Debug an Azure AI Search skillset in Azure portal

Article
04/01/2024

Start a portal-based debug session to identify and resolve errors, validate changes, and push changes to a published skillset in your Azure AI Search service.

A debug session is a cached indexer and skillset execution, scoped to a single document, that you can use to edit and test your changes interactively. When you're finished debugging, you can save your changes to the skillset.

For background on how a debug session works, see Debug sessions in Azure AI Search. To practice a debug workflow with a sample document, see Tutorial: Debug sessions.

Prerequisites

An existing enrichment pipeline, including a data source, a skillset, an indexer, and an index.
A Contributor role assignment in the search service.
An Azure Storage account, used to save session state.
A Storage Blob Data Contributor role assignment in Azure Storage if you're using a system managed identity. Otherwise, plan on using a full access connection string for the debug session connection to Azure Storage.
If the Azure Storage account is behind a firewall, configure it to allow search service access.

Limitations

Debug sessions work with all generally available indexer data sources and most preview data sources.

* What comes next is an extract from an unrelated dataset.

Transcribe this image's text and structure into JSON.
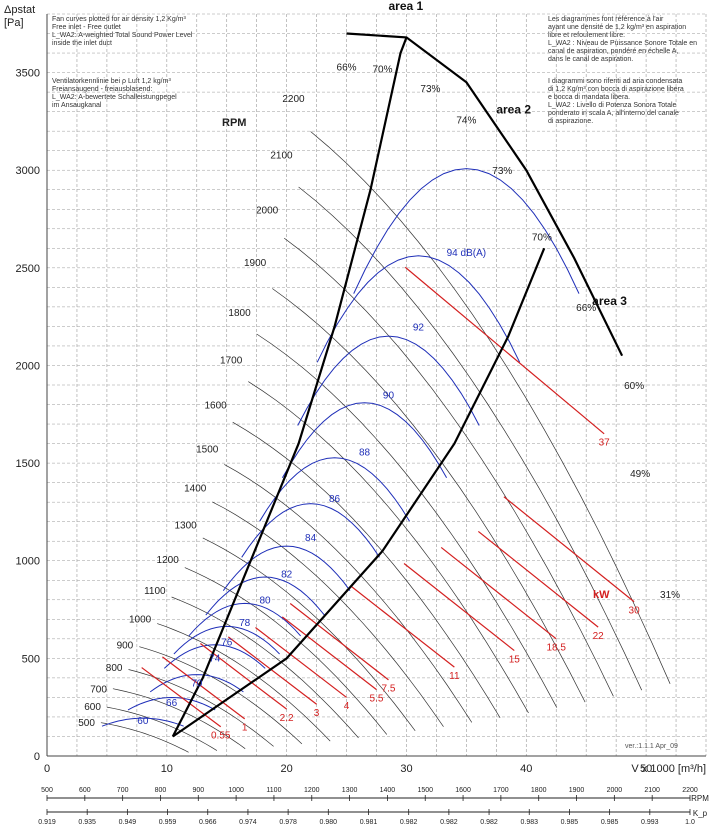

The following list notes the exceptions:

Azure Cosmos DB for MongoDB is currently not supported.
For the Azure Cosmos DB for NoSQL, if a row fails during index and there's no corresponding metadata, the debug session might not pick the correct row.
For the SQL API of Azure Cosmos DB, if a partitioned collection was previously non-partitioned, the debug session won't find the document.
For custom skills, a user-assigned managed identity isn't supported for a debug session connection to Azure Storage. As stated in the prerequisites, you can use a system managed identity, or specify a full access connection string that includes a key. For more information, see Connect a search service to other Azure resources using a managed identity.

The portal doesn't support customer-managed key encryption (CMK), which means that portal experiences like debug sessions can't have CMK-encrypted connection strings or other encrypted metadata. If your search service is configured for CMK enforcement, debug sessions won't work.

Create a debug session

Sign in to the Azure portal and find your search service.
In the left navigation page, select Debug sessions.
In the action bar at the top, select Add debug session.
In Debug session name, provide a name that will help you remember which skillset, indexer, and data source the debug session is about.
In Storage connection, find a general-purpose storage account for caching the debug session. You'll be prompted to select and optionally create a blob container in Blob Storage or Azure Data Lake Storage Gen2. You can reuse the same container for all subsequent debug sessions you create. A helpful container name might be "cognitive-search-debug-sessions".
In Managed identity authentication, choose None if the connection to Azure Storage doesn't use a managed identity. Otherwise, choose the managed identity to which you've granted Storage Blob Data Contributor permissions.
In Indexer template, select the indexer that drives the skillset you want to debug. Copies of both the indexer and skillset are used to initialize the session.
In Document to debug, choose the first document in the index or select a specific document. If you select a specific document, depending on the data source, you're asked for a URI or a row ID.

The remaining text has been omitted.